Une bonne vingtaine d'Amis ont répondu présents pour la visite-promenade vers la Chapelle des Templiers de Fourches au Vaudoué. Cachée au milieu des bois, les ruines de cette chapelle du XIIème siècle, sa cave et ses vestiges architecturaux constituent un site inoubliable que Claude Perrot, responsable du CRDMA nous a fait découvrir avec passion.
C'est une très ancienne commanderie des Templiers datée de 1150 environ, qui s'étend sur un site de 4000 m2.
Hugues de Payns, seigneur champenois au service du comte de Champagne fonde en 1120 les Chevaliers du Christ moitié milice, moitié moine. Les Templiers sont des transporteurs de fonds et les créateurs des lettres de change avec un code secret. Ils vont protéger les pèlerins lors des croisades en terre sainte et leur serviront de banquiers. Leur rôle fut très important lors des foires de champagne à Provins où ils avaient 70 maisons louées aux marchands.
La commanderie de Fourches possédait une chapelle, un pressoir, une grange, un cellier, un cimetière. Elle fonctionna jusqu'en 1307, date de la disparition de cet ordre ordonnée par le roi Philippe le Bel. Il y avait surtout des hommes jeunes ou très âgés. Ils vivaient pauvrement mais leur richesse était composée de terres à blé, d'un cheptel important de moutons, de charrues et d'objets de culte.

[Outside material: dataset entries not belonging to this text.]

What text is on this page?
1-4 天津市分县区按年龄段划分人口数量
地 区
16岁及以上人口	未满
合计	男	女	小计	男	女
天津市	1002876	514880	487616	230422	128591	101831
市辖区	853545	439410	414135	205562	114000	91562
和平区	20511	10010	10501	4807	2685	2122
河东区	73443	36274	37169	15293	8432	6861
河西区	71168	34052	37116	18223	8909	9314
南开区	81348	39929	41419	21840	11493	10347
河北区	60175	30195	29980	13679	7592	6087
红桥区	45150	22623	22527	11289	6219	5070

La construction de la chapelle est très sobre dans l'esprit cistercien. Très en ruine aujourd'hui , elle possède un chœur roman avec une voûte en berceau dont l'arc en ogive a résisté au temps. Il y a un guichet pour donner la communion aux lépreux, une "piscine double" c'est à dire deux cuvettes pour nettoyer les objets du culte et procéder au lavement des mains. L'eau étant sacrée ne peut être jetée que dans les fondations de la chapelle.

 

En 1320, les Hospitaliers de Malte s'y installent. La guerre de cent ans ravage leurs biens et la commanderie sera transformée en ferme donnée à bail. En 1487, toute la commanderie a brûlé, il ne reste plus que la chapelle. L'année 1621 voit surgir un ermitage près de la chapelle. Puis c'est la révolution de 1792 avec ses pillages et le toit de l'église s'effondre. Jusqu'en 1971 le lieu est abandonné et sert de carrière de pierres où chacun va se servir. A cette date, Vivien, instituteur à Fontainebleau, lance un appel pour sauver la chapelle et obtient qu'elle soit inscrite à l'inventaire des Monuments Historiques. Elle serait cependant bien oubliée aujourd'hui si le CRDMA et sous l'impulsion passionnée de Claude Perrot ne tentait par tous les moyens de sauver cet ensemble.